Les Coligny, qui sont partout à Tanlay !
« L’intimité dans laquelle vécurent les trois frères les a rendus inséparables dans l’histoire ; il y a entre eux communauté de pensées et de desseins ; ils partagèrent les mêmes périls, on les vit constamment ensemble. Le témoignage de cette solidarité est encore dans la participation du cardinal aux constructions que d’Andelot fit exécuter à Tanlay, en l’aidant de sommes considérables qu’il préleva sur ses énormes revenus, dus aux bénéfices nombreux dont il avait été pourvu. »
Palais, châteaux, hôtels et maisons de France (Claude Sauvageot, 1867)
Bon, on trouve plus souvent le jeune monsieur d'Andelot sur les champs de bataille que dans sa demeure de Tanlay, mais il prend néanmoins le temps de transformer son château, avec le concours de l'architecte Bertrand de Cazenove.
Gaspard l’aide financièrement.
D'Andelot fait, en 1559, construire la surprenante tour dite de la Ligue, renfermant d’étonnantes fresques, « cruel et magnifique décor, témoignage le plus parlant de ce siècle de sang et de larmes » dixit l’historien d’art Yvan Christ.
Un pavillon d'entrée appelé « petit château » ou « portal neuf » s'élève dès 1568. Dès 1565, un parc est aménagé.
Le grand château, lui, ne sera achevé qu’au milieu du 17e siècle par le nouveau propriétaire, le surintendant des finances Michel Particelli !
L'amiral aux abois à Tanlay !
Le prince de Condé, l'un des chefs protestants, habite alors le château voisin de Noyers.

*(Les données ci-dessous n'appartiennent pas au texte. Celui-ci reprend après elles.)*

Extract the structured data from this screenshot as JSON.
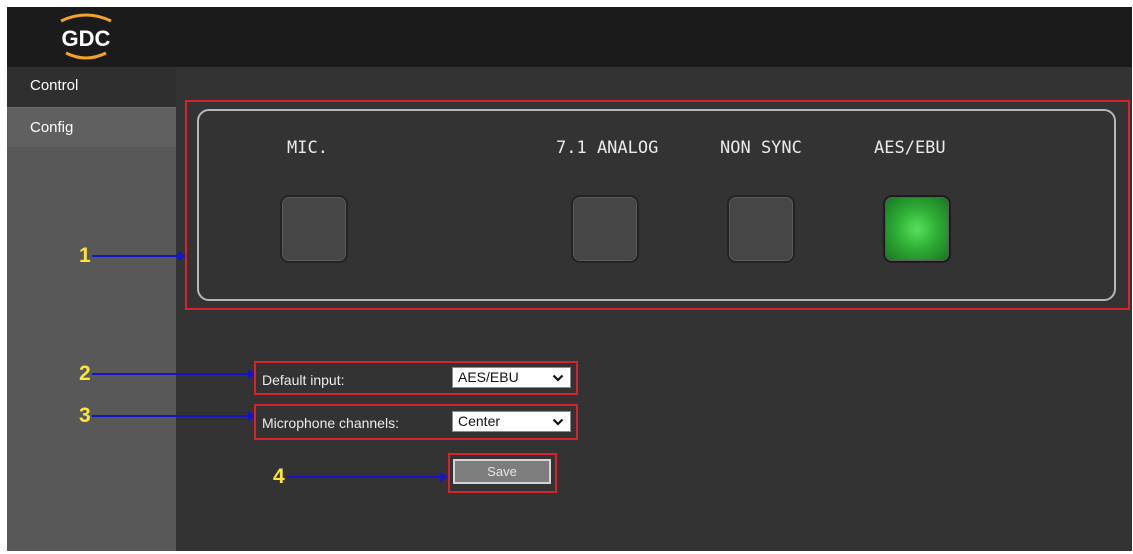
{
  "header": {
    "logo_text": "GDC"
  },
  "sidebar": {
    "items": [
      {
        "label": "Control"
      },
      {
        "label": "Config"
      }
    ]
  },
  "inputs": [
    {
      "label": "MIC.",
      "active": false
    },
    {
      "label": "7.1 ANALOG",
      "active": false
    },
    {
      "label": "NON SYNC",
      "active": false
    },
    {
      "label": "AES/EBU",
      "active": true
    }
  ],
  "form": {
    "default_input": {
      "label": "Default input:",
      "value": "AES/EBU"
    },
    "microphone_channels": {
      "label": "Microphone channels:",
      "value": "Center"
    },
    "save_label": "Save"
  },
  "callouts": [
    "1",
    "2",
    "3",
    "4"
  ],
  "colors": {
    "highlight": "#d9222a",
    "callout_number": "#ffe43a",
    "arrow": "#1515c8",
    "active_input": "#2fae36"
  }
}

La légende dit même qu’un souterrain relie Tanlay à Noyers et permettait les rendez-vous plus facilement, avec l'amiral !
Mais là, on est en mars 1568.
Gaspard a été averti que la reine a ordonné au maréchal de Tavannes de les enlever, lui, son frère François et le prince de Condé. Ils sont alors à Noyers. Tous sont sur le qui-vive !
Mais le vieux Tavannes refuse la mission, sans le dire, bien sûr : il ne veut pas désobéir aux ordres de la reine, ni s’attaquer à de si puissants seigneurs.
Il a trouvé mieux. Au lieu d’envoyer ses 2000 hommes, il dépêche des messagers porteurs de ce message, à Noyers : « Le cerf est dans les toiles, la chasse est préparée. »
Comme il l’avait prévu, les messagers se font arrêter, avec le mot sur eux...
Coligny, lui, a compris le message. Il rejoint discrètement Tanlay, rejoindre son frère.
Ils se déguisent en paysans, un outil à la main, et vont « sur les collines au nord-est en avant du château » où se trouvent les vignes, pour faire croire qu’ils travaillent.
Puis, ils rejoignent Condé pour les bords de la Loire, cap sur La Rochelle.
L’amiral fuit avec sa fille Louise, elle-même suivie de deux enfants encore en nourrice, mais aussi l’épouse d’Andelot et son fils de deux ans...
On connaît la suite : d’Andelot gagne la Bretagne, d’où il lève une armée. Puis c’est la bataille de Jarnac en mars 1569, fatale au prince de Condé.
D’Andelot meurt à Saintes en mai 1569. Empoisonné, dit la rumeur...
L’amiral, lui, après avoir vu ses amis, ses frères tomber, se faisait assassiner la nuit terrible de la Saint-Barthélémy, en août 1574.
Sources
- Chaillou des Barres. Les châteaux d’Ancy-le-Franc, de Saint-Fargeau, Chastellux et Tanlay. 1845.
- Claude Sauvageot. Palais, châteaux, hôtels et maisons de France. 1867.
- Patrice Boussel. Guide de la Bourgogne et du Lyonnais mystérieux. Éditions Tchou, 1978.